We are also wrapping up another study, done in-house by our Development Testers, evaluating the improvement to anti-malware scan times when using Diskeeper. Check out our Knowledge Center in a couple of weeks to read it.
Posted by Michael at July 18, 2007 12:03 AM
Comments
I had the preconceived notion that this product was one of the very few that can be download from the internet that was safe. I was "WRONG".
I downloaded this product to do the job it claims to do. With this download came a Trojan Horse that almost destroyed my system.
If you recieve a message that states: "Stera cannot be found", you have a Trojan Horse.
After talking with Dell and Microsoft for many, many hours, we finally can to the conclusion that this virus "Stera" came from downloading this product.
Please use extreme caution with this product. It sounds great. However, the hours you spend and money you will spend...not just for the product, but for the man hours microsoft or any other company that you will pay if you want your computer back...it is not worth it!!!!
Posted by: Robaire at July 19, 2007 08:18 PM
Well, I'm not privy to the subject matter of the hours of discussion you had with the support staff at Dell or Microsoft, but 'stera' is an executable that comes from a software product that pretends to eliminate malicious software. http://en.wikipedia.org/wiki/WinFixer
Diskeeper does NOT have spyware or trojans or any malicious software. PERIOD.
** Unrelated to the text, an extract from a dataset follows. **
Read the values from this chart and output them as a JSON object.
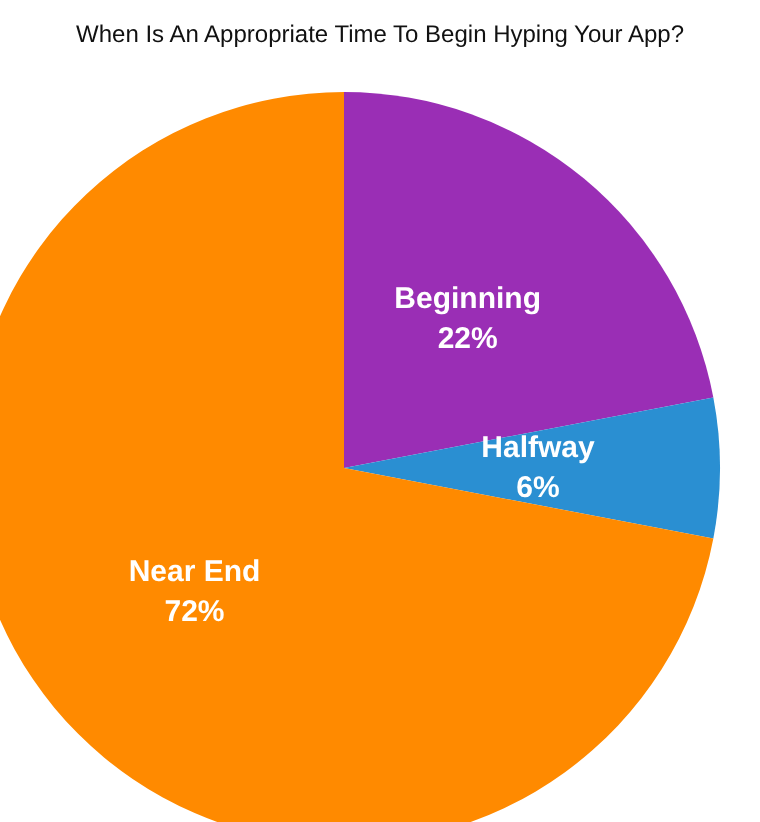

Sunbelt Software is a leader in anti-spyware technology. If you don't want to take wikipedia's word for it (and I can understand that), read Sunbelt's technical data on where "stera" comes from. http://research.sunbelt-software.com/threatdisplay.aspx?threatid=44353
On that note, if you receive a message that "program X" cannot be found at system start up, the program in question has already been removed. In your case, you have a legitimate anti-spyware technology that has cleaned up (at least in part) the crap that WinAntiVirus Pro put on your PC.
Posted by: michael at July 25, 2007 07:07 PM
Don't mean to hijack this thread, but I dont know where else to post this. A quick question for the folks here who are experts in fragmentation and HDD technology:
Does NCQ on the newer SATA drives help in reducing fragmentation, or the impact of fragmentation on HDD performance?
Any thoughts would be greatly appreciated.
I have run across this subject recently on a few sites, and I thoroughly confused about what NCQ does to fragmentation.
Posted by: Durian at July 27, 2007 10:24 AM
Great Question Durian. I'll write a new blog topic on this!